Albert alzó una tarjeta.
—¿Ha visto a alguien que no tuviera este aspecto? —quiso saber.
Hubo silencio.
—Entonces se lo plantearé así: ¿ha visto a algún misterioso desconocido que no hablara de su pasado? —preguntó Albert.
—Esto es la Legión Extranjera klatchiana, ofendi. La gente no habla de su pasado. Se alistan para… para…
A medida que la pausa iba prolongándose, Albert empezó a sospechar que tendría que ser él quien reanudara la conversación.
—¿Olvidar?
—Eso. Olvidar. Sí.
—Bueno, ¿y han tenido recientemente algún recluta que fuese, digamos, un poco raro?
—Podría ser —dijo la voz muy despacio—. No me acuerdo.
La mirilla se cerró de golpe.
Albert volvió a aporrearla. La mirilla se abrió.
—Sí, ¿qué pasa?
—¿Está seguro de que no puede acordarse?
—¿Acordarme de qué?
Albert inspiró profundamente.
—¡Exijo ver al oficial al mando!
La mirilla se cerró. La mirilla se abrió.
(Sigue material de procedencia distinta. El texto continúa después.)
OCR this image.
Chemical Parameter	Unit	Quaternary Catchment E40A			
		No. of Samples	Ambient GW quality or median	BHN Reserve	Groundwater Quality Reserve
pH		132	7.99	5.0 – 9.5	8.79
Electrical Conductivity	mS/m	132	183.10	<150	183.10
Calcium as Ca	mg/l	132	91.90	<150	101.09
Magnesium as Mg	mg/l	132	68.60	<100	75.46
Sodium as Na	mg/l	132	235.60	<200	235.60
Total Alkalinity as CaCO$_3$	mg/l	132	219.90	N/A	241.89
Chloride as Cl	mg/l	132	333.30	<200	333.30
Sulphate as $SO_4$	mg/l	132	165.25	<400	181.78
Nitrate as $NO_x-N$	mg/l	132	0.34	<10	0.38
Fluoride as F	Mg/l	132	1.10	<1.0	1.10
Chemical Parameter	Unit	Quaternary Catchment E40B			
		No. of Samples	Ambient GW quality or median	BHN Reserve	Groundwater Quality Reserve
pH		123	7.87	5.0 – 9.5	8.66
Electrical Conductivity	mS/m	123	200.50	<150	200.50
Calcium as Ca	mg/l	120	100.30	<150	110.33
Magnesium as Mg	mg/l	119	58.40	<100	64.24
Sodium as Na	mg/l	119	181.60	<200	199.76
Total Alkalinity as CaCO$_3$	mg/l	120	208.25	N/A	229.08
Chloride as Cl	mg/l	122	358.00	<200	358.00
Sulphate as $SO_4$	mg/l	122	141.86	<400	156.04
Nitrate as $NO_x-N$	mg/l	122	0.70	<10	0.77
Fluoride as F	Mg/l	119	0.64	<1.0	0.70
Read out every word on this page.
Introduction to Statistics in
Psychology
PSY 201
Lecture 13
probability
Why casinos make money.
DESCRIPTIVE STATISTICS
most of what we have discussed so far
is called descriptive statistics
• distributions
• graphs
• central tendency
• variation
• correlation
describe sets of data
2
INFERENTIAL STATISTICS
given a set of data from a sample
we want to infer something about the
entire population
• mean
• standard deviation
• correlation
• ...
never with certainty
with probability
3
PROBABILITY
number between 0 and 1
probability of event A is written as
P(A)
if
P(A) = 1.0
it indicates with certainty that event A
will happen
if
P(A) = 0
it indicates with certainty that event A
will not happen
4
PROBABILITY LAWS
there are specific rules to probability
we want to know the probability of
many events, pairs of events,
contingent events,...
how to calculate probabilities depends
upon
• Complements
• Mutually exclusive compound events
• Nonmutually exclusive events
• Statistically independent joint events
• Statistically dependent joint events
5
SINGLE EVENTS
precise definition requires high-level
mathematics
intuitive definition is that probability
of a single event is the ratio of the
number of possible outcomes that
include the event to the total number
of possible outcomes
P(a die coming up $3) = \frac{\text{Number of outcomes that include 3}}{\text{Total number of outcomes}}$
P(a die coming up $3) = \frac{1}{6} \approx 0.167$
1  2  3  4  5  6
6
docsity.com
—Lo siento. Parece ser que yo soy el oficial al mando. Usted no es un h’ez o un hershebiano, ¿verdad?
—¿No lo sabe?
—Estoy… casi seguro de que tengo que haberlo sabido. En algún momento. Ya sabe como es esto… tengo la cabeza como un… una cosa, ya sabe… con agujeros… sirve para escurrir la lechuga… ejem…
Hubo un sonido de cerrojos descorridos y se abrió un postigo en el pórtico.